Wednesday, October 14, 2009

Which of these things is most like the others? The Reference Class Problem

The central requirement of the rule of law is equality before the law, which means that like cases ought to be treated alike.  One of the fundamental problems to valuing cases is to determine what cases are alike under what measures such that its fair to say they are worth the same amount (or fair to say that in fact they are different).

The question of whether a group of cases are sufficiently alike that they ought to be similarly valued (or have similar outcomes along some other measure, such as causation) is referred to as the "reference class problem."  I'm just going to focus on the question of value in this post.  How do we decide what measurable criteria we are going to use to determine that some cases fall into the same categories? Should we worry that there are unmeasurable or subjective characteristics of particular cases that juries would consider but that cannot be accounted for in a statistical or qualitative social science model of valuation? 

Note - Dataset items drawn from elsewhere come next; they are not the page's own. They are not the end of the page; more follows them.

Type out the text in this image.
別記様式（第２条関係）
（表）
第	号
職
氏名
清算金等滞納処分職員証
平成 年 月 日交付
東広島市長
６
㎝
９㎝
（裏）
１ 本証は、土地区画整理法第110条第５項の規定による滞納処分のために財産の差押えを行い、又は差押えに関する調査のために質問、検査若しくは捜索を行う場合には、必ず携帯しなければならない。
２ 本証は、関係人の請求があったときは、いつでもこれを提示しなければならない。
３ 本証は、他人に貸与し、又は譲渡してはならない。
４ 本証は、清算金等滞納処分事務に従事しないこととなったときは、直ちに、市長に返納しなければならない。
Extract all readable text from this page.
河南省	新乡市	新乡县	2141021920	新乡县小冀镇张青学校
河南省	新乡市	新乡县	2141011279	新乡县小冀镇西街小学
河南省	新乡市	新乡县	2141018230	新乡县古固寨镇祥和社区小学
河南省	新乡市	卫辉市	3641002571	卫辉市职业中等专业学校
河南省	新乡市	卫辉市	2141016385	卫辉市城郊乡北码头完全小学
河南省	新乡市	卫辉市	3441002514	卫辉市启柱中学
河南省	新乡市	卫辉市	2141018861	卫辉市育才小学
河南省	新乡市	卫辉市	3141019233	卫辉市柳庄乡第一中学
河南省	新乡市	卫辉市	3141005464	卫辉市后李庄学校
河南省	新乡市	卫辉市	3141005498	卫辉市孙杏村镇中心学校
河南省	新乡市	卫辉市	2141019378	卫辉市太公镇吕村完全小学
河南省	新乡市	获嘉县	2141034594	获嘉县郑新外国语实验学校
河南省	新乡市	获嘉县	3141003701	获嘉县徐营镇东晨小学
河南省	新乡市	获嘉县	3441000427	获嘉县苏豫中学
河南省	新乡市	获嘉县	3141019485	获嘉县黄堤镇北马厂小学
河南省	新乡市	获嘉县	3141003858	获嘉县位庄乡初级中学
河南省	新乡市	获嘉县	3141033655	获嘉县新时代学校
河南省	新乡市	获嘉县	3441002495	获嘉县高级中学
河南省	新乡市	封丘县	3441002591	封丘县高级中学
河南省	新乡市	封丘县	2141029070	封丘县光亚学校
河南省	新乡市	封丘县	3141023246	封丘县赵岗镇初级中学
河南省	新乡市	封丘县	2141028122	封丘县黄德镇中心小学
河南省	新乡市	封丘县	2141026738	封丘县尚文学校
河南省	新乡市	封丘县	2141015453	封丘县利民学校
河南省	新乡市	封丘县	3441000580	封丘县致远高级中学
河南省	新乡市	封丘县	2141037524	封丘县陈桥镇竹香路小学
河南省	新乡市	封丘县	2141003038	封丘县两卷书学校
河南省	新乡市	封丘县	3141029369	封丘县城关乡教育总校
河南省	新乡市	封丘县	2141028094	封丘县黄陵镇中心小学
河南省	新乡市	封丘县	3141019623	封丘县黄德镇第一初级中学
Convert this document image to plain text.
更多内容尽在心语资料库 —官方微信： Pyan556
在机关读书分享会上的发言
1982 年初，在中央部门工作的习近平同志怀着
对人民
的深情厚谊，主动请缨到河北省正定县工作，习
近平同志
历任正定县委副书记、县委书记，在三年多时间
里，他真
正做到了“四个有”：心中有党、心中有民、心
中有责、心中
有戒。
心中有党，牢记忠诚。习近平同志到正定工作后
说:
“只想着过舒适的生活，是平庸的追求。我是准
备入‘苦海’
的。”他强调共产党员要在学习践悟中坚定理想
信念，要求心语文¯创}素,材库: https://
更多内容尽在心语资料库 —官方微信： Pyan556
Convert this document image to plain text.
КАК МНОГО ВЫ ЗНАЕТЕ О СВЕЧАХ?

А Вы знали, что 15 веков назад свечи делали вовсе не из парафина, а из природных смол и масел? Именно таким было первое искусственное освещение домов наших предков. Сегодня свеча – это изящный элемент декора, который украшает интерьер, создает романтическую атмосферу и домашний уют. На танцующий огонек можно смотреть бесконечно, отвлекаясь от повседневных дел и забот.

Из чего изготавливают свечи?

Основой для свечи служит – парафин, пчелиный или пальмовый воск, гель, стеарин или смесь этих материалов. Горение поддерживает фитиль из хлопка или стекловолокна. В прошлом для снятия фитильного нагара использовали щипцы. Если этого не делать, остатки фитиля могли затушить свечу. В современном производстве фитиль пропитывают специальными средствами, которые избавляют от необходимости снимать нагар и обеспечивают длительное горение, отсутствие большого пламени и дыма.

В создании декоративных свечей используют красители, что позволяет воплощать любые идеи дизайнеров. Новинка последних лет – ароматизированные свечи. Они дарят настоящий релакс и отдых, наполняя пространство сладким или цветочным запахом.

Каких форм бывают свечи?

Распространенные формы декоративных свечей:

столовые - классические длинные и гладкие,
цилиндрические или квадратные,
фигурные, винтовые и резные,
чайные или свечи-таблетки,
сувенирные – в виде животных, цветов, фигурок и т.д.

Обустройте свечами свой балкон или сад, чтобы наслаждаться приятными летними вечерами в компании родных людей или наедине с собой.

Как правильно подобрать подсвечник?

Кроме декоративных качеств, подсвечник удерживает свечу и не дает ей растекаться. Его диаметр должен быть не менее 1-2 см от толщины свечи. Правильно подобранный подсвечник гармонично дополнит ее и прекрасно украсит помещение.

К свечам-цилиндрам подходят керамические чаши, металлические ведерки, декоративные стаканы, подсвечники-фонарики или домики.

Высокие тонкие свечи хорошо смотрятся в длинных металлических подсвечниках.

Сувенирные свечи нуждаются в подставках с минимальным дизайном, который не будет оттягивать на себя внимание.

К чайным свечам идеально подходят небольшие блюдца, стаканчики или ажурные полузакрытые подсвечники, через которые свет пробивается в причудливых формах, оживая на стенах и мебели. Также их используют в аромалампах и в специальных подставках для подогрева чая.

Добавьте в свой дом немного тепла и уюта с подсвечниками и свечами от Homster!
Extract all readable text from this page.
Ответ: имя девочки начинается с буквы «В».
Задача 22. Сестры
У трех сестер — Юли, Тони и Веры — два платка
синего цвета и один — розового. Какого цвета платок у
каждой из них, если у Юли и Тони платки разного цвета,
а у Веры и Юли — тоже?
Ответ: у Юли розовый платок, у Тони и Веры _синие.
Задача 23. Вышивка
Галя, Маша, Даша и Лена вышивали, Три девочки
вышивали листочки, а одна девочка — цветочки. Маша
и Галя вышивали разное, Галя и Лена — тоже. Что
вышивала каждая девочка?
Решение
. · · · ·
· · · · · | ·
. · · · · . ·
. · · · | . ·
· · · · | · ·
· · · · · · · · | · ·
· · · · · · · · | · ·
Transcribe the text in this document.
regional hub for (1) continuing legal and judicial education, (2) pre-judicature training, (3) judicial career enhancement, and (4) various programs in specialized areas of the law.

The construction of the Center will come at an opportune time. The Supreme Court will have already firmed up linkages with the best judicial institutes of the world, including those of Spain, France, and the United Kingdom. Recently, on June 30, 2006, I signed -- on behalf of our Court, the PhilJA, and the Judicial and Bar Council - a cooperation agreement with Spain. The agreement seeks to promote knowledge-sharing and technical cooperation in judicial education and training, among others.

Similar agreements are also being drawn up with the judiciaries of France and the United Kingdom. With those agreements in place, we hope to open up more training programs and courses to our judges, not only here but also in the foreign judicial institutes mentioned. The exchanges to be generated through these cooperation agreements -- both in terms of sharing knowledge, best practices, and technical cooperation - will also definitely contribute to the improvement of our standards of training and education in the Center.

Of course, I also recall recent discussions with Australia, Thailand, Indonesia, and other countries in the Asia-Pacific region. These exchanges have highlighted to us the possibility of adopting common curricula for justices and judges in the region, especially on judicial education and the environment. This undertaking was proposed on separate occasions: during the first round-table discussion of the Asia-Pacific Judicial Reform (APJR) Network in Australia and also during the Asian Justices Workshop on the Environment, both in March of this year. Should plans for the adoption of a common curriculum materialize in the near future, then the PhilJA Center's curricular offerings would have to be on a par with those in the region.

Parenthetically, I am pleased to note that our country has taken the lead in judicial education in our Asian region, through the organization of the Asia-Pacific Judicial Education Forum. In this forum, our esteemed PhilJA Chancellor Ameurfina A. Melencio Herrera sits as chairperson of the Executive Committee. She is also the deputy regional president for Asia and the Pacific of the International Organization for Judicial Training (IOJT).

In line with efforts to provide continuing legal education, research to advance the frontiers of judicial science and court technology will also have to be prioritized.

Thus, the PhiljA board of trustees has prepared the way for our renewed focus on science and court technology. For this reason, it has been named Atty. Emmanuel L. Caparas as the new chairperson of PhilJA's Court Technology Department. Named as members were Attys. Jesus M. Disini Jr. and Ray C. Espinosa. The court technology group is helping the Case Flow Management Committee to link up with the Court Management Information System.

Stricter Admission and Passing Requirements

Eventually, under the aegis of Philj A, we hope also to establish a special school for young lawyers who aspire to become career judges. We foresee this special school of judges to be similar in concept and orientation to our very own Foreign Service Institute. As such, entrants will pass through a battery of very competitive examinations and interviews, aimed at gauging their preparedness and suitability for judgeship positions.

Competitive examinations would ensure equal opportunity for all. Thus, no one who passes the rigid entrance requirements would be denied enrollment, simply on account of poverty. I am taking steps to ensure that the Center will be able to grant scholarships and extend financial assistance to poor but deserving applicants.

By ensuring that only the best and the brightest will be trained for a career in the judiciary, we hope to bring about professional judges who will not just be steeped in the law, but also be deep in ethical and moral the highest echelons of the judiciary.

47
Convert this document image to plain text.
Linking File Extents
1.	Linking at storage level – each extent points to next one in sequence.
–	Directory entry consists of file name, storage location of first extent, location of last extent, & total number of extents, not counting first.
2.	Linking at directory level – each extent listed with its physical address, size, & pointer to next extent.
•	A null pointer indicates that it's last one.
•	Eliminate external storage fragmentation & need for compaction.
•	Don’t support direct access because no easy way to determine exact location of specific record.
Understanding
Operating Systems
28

Edward Cheng (Brooklyn) purports to solve this problem in a recent essay in the Columbia Law Review.  Click the link here for a summary of his ideas. I linked to his piece on SSRN previously (A Practical Solution to the Reference Class Problem).  Unfortunately, even if we can make some progress under Cheng's theory, we must still balance the fit of the model to the data, and that means deciding which variables are "noise" and which are relevant, and accounting for what Donald Rumsfeld would call "unknown unknowns" - variables that we are not able to ascertain but that do end up being relevant. Cheng himself admits in the paper that it doesn't solve the extrapolation problem, which is our main concern in mass torts.  On the other hand, I think Cheng has it right that we need to consider how rigorous social science methodology can help us solve these types of problems or at least move us a step closer to a solution that will satisfy the equality principle.  He should be commended for moving us a step forward in that direction.  I will have more on this in a forthcoming article.


(hat tip: Emily Wall, Columbia Law Review)

Many thanks to Alexi for raising a number of good questions about the implications of my article. I’ll try to address two of them here.

i) The question of value.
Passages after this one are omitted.